Al revisar la presente edición de Editorial Sudamericana, me reencuentro con fantasmas y sensaciones que poblaron mi cabeza durante aquellos años de locura. Revivo el humor negro cuyas ráfagas cruzaban la cotidianidad, las denuncias directas o elípticas, las dificultades de edición, el clima de violencia, la busca de enemigos imaginarios, el cinismo, la debilidad del amor, el ubicuo clima hostil, los clandestinos chistes catárticos. Ingredientes de una sociedad autoritaria al rojo vivo que nos intoxicaron en la Argentina y siguen vigentes en la mayor parte del mundo.

Marcos Aguinis

Buenos Aires, enero de 1996.

1. EL DETONANTE

Para poner término a la fatigosa discusión, acepté a regañadientes la propuesta de mi mujer. Yo había escrito un libro explosivo, grávido de denuncias, que le produjo miedo. Miedo de que me expulsaran de Pharmat, el laboratorio donde trabajaba como visitador (distribuía prospectos suntuosos, muestras gratis y versitos azucarados para buena parte del cuerpo médico). Miedo, también, a que me entablaran juicio por injurias, me arrebataran los exiguos bienes y me zamparan en la cárcel.

Inés era profesora de música en el muy católico colegio San Ignacio y ella misma era una católica muy vendada por infinitos temores y pudibundeces. Su propuesta consistía en recabar la opinión de un amigo informado sobre el tema de mi obra, antes de entregarla a una editorial. Y como no había mucho para elegir, sugirió a Matilde Vanolli, rubia amiga de infancia y, además, psicopedagoga. Dije que sí para complacerla, aunque la opinión de esta amiga, por fundada que pudiese parecer, no me interesaba ni haría cambiar mi determinación.

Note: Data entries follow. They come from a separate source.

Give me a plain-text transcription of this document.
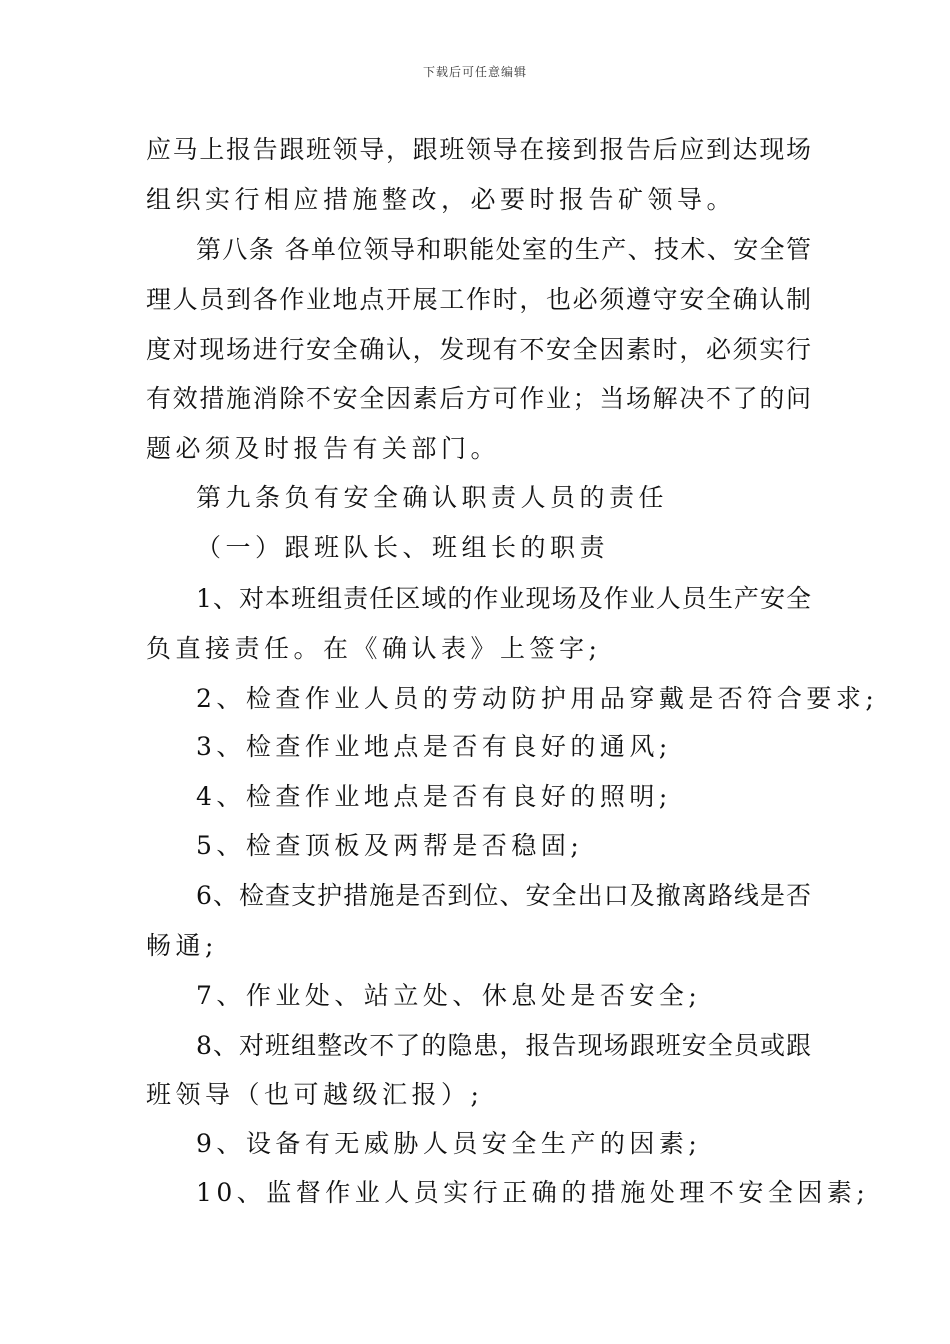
下载后可任意编辑
应马上报告跟班领导，跟班领导在接到报告后应到达现场
组织实行相应措施整改，必要时报告矿领导。
第八条 各单位领导和职能处室的生产、技术、安全管
理人员到各作业地点开展工作时，也必须遵守安全确认制
度对现场进行安全确认，发现有不安全因素时，必须实行
有效措施消除不安全因素后方可作业；当场解决不了的问
题必须及时报告有关部门。
第九条负有安全确认职责人员的责任
（一）跟班队长、班组长的职责
1、对本班组责任区域的作业现场及作业人员生产安全
负直接责任。在《确认表》上签字;
2、检查作业人员的劳动防护用品穿戴是否符合要求;
3、检查作业地点是否有良好的通风;
4、检查作业地点是否有良好的照明;
5、检查顶板及两帮是否稳固;
6、检查支护措施是否到位、安全出口及撤离路线是否
畅通;
7、作业处、站立处、休息处是否安全;
8、对班组整改不了的隐患，报告现场跟班安全员或跟
班领导（也可越级汇报）;
9、设备有无威胁人员安全生产的因素;
10、监督作业人员实行正确的措施处理不安全因素;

Cuando vino a casa para recoger los originales, advertí sus apetitosos labios de mandarina y, con adúlteras ganas de morderlos, pregunté si los labios pálidos necesitan del estímulo de los cócteles.

Alzó las cejas, se acarició el tenso rodete y dijo sí, me gusta ser invitada a los cócteles.

—A mí, en cambio, me cansan los pies —argüí con un pellizco verbal—. Resultan peor que visitar un museo.

La sonrisa coloreó mórbidamente su piel. Reflexionó un instante y estiró los dedos. Apeló a una inesperada imagen.

—En esas reuniones nado como en agua mansa.

—Pero es un agua plagada de tiburones.

—¡Bienvenidos! —soltó una carcajada breve, translúcida—, y cuanto más hambrientos, mejor. Es un desafío a salvarse.

—¿Te salvás? —la contemplé con malicia.

—Por supuesto: caminando lentamente, sonriendo, y escupiendo gansadas con el mentón erguido.

La miré con intensidad:

—A mi obra no podrás leerla con el mentón erguido.